Mais, l’influence la plus importante que devrait avoir le nouvel Accord signé aux Etats-Unis concerne l’autre grand volet des négociations, à savoir la régulation de l’IA. Il pose en effet quatre grands principes que l’on peut résumer ainsi : l’IA ne peut avoir la qualité d’auteur d’un texte et le contenu généré par l’IA ne pourra restreindre les droits d’un scénariste ; un scénariste peut choisir d’utiliser l’IA, si le producteur y consent également, mais ce producteur ne peut exiger que le scénariste utilise l’IA ; le producteur doit informer le scénariste si des documents fournis ont été générés par l’IA ; la WGA se réserve le droit d’affirmer que l’exploitation des textes des scénaristes pour former l’IA est interdite. On le voit, loin de la caricature qui en est habituellement faite, cet Accord rappelle que le droit américain exige un créateur humain pour qu’une œuvre soit protégée, comme l’a réaffirmé la jurisprudence au détriment d’une image d’une « entrée récente au paradis » issue d’une IA.

Absence de protection

Par conséquent, cette absence de protection devrait inciter les auteurs et producteurs à privilégier des créations seulement « assistées » par l’IA et non pas intégralement générées par celle-ci. La technologie continuerait alors à aider les créateurs, par exemple en leur suggérant des idées (non protégeables faut-il le rappeler) ou en accélérant leurs recherches, mais sans jamais pouvoir les remplacer. Il ne faut pas non plus oublier les risques de contrefaçon des œuvres antérieures utilisées (les inputs dans le langage informatique…) qu’une trop forte autonomie laissée à la machine pourrait laisser craindre. Au demeurant, suivant à nouveau l’exemple de la WGA, la SACEM a annoncé exercer son droit d’opposition (opt-out) au profit des œuvres de ses membres, tentant ainsi de contrecarrer une exception autorisant la « fouille de textes et de données » (Text and data mining ou TDM) qui a été prescrite par le législateur européen en 2019 et est déjà remise en cause face à l’essor de l’IA dite « générative » (IAG) mais pas pour autant « créative ».

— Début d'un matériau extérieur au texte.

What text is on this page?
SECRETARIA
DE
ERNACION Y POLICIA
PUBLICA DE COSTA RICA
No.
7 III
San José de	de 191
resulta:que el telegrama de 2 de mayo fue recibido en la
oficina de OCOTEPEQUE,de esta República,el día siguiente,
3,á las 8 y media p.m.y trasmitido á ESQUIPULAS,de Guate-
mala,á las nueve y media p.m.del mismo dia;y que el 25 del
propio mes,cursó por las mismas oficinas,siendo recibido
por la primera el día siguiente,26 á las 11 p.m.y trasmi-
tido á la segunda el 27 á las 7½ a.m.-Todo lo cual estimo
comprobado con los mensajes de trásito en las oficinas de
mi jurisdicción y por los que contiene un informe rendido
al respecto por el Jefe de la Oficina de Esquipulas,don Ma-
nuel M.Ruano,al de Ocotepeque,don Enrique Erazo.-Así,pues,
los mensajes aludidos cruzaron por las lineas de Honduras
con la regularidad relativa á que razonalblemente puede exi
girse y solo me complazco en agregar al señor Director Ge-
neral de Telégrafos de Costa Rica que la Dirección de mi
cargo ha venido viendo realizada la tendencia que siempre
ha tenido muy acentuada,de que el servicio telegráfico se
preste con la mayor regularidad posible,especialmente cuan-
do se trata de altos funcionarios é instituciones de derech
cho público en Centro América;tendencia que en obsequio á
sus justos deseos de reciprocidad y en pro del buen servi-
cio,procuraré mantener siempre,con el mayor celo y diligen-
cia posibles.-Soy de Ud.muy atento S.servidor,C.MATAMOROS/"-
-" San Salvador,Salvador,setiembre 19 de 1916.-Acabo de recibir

Ainsi, dans le secteur audiovisuel, le Copyright américain et le Droit d’auteur français ont su jusqu’ici prendre le « meilleur des deux mondes » : une rémunération forfaitaire sous forme de minimas plus un intéressement aux recettes d’exploitation perçu par un organisme qui les représente collectivement. Il reste à espérer qu’il en sera de même prochainement avec l’utilisation de l’IA dans la création qui, sans être bien évidemment interdite, doit être encadrée comme vient de le démontrer cet Accord pionnier conclu au pays de ChatGPT.